Tajemnica Krzyża

Jest to fragment książki Biblia a człowiek współczesny :. Wydawnictwa ZNAK

Próbując zrozumieć coś z tej tajemnicy, myślimy najczęściej po ludzku. Po ludzku płaczemy nad Ukrzy­żowanym, po ludzku wyobrażamy sobie sprawiedliwość Boga. Podobny błąd popełniali również pierwsi ucznio­wie Jezusa. Wędrując ścieżkami Palestyny za swoim Mistrzem, utwierdzali się w przekonaniu, że właśnie On jest wyczekiwanym mesjaszem. Kiedy zapowiadał im swoją mękę i śmierć, nic z tego nie pojmowali. Piotr, który wyznał publicznie swoją wiarę w Jego godność mesjańską (a wyznanie to zostało w pełni zaakceptowa­ne przez Jezusa), pozwala sobie nawet na próbę rozpę­dzenia tego, co uważa najwyraźniej za jakieś „czarne myśli". Słyszy wtedy straszne słowa: „Zejdź mi z oczu, szatanie!" (dla Jezusa była to bowiem pokusa szatańska, mająca Go zatrzymać na drodze prowadzącej do nasze­go zbawienia). „Jesteś mi zawadą, bo nie myślisz po Bożemu, lecz po ludzku!" (Mt 16, 23). Właśnie przez to „myślenie po ludzku" Piotr załamał się po uwięzieniu Jezusa. Nie kłamał, gdy Go wcześniej zapewniał, że prę­dzej umrze, niż się Go zaprze (Mt 26, 35).

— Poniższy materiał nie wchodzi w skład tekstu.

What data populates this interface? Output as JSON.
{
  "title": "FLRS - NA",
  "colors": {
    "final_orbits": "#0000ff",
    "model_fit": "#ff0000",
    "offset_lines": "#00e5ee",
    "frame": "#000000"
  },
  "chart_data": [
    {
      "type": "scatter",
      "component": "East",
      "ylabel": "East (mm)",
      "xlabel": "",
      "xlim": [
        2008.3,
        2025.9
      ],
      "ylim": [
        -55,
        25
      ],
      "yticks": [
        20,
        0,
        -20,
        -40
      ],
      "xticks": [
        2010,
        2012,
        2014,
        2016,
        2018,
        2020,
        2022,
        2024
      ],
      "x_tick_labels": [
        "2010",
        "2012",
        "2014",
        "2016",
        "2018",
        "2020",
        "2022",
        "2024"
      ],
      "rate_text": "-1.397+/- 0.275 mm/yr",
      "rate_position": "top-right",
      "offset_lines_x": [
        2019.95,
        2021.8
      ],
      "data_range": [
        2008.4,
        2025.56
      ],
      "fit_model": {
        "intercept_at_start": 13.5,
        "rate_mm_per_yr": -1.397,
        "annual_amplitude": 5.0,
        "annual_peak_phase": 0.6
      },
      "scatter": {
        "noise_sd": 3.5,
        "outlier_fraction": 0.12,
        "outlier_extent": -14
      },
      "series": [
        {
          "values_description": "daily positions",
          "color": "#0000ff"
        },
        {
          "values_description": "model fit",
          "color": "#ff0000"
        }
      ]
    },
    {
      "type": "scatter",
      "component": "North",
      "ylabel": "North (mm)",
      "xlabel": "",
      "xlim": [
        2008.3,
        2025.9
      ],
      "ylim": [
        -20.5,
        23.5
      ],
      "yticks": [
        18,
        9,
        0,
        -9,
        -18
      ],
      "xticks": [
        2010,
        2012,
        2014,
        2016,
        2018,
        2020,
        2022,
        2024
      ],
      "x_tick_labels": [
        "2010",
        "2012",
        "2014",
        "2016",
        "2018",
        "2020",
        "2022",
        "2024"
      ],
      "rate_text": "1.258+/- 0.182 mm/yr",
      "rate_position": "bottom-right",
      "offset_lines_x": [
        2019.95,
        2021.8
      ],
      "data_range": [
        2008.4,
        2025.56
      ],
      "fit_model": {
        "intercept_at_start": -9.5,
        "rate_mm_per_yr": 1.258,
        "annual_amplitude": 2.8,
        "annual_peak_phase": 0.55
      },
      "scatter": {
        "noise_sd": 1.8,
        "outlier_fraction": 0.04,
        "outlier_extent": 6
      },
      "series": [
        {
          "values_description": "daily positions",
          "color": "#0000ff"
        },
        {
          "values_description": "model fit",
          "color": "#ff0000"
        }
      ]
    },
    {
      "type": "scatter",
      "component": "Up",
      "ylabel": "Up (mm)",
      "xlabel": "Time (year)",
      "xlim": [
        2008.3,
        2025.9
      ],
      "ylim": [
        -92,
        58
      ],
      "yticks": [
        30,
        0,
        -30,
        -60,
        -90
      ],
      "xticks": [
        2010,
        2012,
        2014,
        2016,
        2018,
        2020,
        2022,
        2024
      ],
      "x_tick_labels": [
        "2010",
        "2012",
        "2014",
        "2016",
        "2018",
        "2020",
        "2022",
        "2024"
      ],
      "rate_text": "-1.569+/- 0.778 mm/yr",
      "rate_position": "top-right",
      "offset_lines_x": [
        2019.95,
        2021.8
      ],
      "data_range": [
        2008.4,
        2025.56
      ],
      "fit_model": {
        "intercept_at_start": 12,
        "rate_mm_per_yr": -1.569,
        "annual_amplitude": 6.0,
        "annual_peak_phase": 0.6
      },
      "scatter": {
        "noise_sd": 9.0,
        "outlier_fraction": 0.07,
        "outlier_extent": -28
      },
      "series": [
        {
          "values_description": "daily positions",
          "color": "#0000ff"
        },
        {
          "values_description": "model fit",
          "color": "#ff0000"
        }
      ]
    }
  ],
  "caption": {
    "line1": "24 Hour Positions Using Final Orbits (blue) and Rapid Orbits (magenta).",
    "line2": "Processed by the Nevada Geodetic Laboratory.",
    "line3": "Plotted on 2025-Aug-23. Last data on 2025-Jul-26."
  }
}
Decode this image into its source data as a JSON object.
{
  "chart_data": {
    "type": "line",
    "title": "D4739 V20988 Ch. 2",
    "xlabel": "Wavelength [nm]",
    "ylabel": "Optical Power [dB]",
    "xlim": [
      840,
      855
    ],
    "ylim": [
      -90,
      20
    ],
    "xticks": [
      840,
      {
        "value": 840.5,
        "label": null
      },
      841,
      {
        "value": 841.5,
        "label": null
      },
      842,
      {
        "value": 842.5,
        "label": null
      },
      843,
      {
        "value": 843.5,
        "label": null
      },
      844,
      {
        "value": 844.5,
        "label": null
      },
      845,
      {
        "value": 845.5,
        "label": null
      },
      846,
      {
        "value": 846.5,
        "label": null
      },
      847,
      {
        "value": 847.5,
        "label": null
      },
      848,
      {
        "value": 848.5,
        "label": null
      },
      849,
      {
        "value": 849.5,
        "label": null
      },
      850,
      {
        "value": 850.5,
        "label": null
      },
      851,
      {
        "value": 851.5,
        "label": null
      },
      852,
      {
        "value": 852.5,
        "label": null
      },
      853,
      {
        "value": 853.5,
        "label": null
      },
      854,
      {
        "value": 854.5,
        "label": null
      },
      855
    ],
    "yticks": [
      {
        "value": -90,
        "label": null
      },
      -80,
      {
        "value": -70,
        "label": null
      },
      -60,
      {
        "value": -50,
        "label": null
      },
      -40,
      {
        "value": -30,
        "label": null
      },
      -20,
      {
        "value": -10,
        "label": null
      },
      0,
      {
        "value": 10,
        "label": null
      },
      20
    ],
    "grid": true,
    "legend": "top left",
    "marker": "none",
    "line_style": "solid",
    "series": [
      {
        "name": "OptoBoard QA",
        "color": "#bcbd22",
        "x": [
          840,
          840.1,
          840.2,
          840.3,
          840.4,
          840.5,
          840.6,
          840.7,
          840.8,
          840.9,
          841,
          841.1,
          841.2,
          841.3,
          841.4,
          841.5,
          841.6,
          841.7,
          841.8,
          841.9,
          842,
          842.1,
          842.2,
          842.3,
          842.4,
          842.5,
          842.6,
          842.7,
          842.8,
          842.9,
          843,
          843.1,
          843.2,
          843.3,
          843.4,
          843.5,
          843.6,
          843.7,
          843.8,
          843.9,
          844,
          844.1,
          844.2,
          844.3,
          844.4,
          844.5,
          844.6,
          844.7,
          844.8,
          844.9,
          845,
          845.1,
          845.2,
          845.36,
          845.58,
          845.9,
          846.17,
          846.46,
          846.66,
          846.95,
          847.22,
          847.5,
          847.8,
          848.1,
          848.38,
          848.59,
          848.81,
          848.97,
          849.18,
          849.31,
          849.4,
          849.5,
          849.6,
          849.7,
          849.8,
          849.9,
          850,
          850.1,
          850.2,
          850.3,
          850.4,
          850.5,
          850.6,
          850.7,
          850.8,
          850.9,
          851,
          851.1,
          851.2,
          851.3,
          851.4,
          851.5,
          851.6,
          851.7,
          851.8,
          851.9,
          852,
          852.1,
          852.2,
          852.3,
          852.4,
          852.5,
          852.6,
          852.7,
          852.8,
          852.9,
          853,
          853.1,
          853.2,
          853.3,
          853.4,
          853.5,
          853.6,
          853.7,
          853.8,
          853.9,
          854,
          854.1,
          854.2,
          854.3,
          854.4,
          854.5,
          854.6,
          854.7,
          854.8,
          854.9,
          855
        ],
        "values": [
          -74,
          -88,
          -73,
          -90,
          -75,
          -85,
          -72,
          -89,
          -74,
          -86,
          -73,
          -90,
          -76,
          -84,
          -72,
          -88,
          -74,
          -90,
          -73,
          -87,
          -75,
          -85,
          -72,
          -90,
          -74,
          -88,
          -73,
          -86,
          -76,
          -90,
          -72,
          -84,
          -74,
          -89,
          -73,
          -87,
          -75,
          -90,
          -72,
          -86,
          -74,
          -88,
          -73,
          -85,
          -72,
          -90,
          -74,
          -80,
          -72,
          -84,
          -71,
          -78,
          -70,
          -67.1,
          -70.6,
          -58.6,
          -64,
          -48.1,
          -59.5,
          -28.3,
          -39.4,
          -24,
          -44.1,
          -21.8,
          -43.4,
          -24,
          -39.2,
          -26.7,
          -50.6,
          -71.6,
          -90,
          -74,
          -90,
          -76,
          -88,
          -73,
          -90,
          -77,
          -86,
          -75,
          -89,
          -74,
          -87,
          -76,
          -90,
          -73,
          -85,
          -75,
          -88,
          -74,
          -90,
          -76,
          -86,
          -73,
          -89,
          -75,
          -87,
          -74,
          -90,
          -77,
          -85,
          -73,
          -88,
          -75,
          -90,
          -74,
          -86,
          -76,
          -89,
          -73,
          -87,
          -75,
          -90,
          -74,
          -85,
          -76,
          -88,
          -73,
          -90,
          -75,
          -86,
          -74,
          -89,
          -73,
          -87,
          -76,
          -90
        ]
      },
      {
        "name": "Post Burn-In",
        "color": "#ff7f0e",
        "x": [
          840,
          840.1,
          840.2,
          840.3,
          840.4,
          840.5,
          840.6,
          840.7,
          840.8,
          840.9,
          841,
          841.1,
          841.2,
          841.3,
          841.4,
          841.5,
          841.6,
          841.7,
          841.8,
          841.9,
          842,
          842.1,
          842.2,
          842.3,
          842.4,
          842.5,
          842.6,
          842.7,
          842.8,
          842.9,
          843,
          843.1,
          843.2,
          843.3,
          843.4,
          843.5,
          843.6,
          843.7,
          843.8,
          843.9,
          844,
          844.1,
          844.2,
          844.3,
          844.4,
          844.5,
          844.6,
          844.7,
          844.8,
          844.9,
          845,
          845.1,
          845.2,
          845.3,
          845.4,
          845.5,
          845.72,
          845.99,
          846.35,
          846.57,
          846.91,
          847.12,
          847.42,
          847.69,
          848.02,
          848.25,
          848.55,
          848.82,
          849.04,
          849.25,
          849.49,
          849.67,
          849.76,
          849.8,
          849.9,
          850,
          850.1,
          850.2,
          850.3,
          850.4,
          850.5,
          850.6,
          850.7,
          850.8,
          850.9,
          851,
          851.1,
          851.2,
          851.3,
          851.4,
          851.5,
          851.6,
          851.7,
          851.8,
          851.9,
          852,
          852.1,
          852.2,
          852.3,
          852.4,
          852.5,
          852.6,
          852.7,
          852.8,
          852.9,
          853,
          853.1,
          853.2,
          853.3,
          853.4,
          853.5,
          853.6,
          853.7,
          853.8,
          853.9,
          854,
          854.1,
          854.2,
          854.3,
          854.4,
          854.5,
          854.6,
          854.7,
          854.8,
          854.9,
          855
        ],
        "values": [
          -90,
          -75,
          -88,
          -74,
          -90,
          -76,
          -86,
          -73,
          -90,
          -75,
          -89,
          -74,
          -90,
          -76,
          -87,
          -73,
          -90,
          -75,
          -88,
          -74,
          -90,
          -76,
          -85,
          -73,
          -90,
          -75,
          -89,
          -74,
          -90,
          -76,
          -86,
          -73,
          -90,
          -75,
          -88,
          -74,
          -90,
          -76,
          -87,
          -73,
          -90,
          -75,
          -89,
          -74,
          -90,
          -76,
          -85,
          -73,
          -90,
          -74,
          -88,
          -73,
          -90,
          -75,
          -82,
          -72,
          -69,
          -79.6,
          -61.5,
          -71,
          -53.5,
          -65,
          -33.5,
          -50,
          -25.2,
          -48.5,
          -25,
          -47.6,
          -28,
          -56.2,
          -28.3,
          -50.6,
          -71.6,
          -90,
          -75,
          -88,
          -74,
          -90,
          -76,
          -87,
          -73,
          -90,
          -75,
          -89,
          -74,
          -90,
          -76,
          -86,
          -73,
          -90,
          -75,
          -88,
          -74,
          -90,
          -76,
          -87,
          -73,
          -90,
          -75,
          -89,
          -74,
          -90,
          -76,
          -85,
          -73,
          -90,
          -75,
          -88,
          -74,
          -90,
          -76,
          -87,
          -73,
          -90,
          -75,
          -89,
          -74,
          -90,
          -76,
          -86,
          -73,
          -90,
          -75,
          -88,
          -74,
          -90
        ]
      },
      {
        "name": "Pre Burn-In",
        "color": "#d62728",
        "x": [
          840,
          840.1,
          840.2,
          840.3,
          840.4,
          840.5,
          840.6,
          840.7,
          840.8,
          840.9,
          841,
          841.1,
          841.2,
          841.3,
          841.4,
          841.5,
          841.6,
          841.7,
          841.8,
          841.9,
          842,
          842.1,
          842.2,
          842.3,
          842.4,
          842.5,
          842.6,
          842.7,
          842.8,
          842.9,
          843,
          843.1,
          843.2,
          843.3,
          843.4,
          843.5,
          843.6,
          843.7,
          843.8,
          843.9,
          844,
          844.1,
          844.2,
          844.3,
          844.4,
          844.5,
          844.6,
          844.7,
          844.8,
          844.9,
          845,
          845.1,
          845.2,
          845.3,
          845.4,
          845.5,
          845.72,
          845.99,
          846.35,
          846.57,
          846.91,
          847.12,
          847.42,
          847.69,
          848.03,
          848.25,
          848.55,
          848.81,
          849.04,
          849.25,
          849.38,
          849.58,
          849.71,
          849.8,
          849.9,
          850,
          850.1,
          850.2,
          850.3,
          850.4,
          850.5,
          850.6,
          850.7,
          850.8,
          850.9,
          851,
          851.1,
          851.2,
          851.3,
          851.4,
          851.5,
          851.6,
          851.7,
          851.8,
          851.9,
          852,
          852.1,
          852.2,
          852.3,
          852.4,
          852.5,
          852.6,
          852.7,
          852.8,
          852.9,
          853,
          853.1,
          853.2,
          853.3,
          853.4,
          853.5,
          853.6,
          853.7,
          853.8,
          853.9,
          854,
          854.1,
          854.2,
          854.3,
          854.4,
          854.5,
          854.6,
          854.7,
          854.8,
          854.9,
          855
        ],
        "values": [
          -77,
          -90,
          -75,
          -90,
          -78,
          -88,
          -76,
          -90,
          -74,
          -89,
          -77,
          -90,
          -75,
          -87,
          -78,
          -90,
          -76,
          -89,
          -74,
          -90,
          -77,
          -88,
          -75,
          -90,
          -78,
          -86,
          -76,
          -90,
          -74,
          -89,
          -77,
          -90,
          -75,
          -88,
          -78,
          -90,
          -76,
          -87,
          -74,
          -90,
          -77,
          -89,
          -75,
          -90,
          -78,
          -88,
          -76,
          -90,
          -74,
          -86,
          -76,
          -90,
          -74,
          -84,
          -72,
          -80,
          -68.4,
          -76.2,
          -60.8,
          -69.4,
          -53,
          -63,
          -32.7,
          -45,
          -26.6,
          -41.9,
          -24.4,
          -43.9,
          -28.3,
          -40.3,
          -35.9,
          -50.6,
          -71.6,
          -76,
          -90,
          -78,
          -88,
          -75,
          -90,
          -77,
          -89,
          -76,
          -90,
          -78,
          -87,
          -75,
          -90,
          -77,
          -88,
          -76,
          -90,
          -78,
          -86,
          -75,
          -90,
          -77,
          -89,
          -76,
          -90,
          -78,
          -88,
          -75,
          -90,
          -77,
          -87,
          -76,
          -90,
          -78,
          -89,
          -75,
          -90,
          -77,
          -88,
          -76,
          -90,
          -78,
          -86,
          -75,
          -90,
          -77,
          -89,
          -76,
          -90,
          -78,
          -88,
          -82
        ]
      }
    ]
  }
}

Był gotów na śmierć, ale z mieczem w ręku. Tymczasem Jezus kazał mu ten miecz włożyć do pochwy i sam też nie próbował się bronić. Judasz rozumował, jak się zdaje, podobnie. „Trzydzieści srebrników" to nie była zbyt duża zapłata. A przede wszystkim tak zadziwiająco szybko zmienił zdanie. Jeszcze Piłat nie wydał wyroku, a on już się wie­sza, porzuciwszy srebrniki w Świątyni. Gdyby miał za­miar istotnie doprowadzić do śmierci Jezusa, mógłby kiedyś w przyszłości ugiąć się pod ciężarem wyrzutów sumienia. Ale owemu „zdrajcy" wystarczyło, że Jezus w ogóle nie próbował się bronić. Judasz najwyraźniej był pewny, że kiedy pojawi się straż świątynna, jego Mistrz okaże swą moc, objawi się nareszcie jako oczeki­wany mesjasz. Rozgromi wszystkich i zdobędzie cały świat dla narodu wybranego. Zdradę swoją pomyślał za­pewne jako prowokację mającą zmusić Jezusa do wystą­pienia.
Na to, by choć w części pojąć sens Krzyża po Bożemu, a nie tylko po ludzku, trzeba próbować zrozu­mieć lepiej Jezusa i Jego naukę. Ta zaś nauka to nie tylko słowa, lecz również każdy Jego krok, każdy gest, wszystko, co czyni, co cierpi i co przyjmuje, a także i to, jak czyni, jak cierpi i jak przyjmuje.
Wiele pod tym względem może nam powiedzieć wielki hymn, który św. Paweł przytacza w rozdziale 2 swego Listu do Filipian. Czytamy tam, że Jezus „ogoło­cił samego siebie, przyjąwszy postać sługi", że „uniżył samego siebie, stając się posłusznym aż do śmierci, i to śmierci krzyżowej". Zadziwia nas to posłuszeństwo u Tego, który przecież powiedział o sobie: „Ja i Ojciec jedno jesteśmy" (J 10, 30).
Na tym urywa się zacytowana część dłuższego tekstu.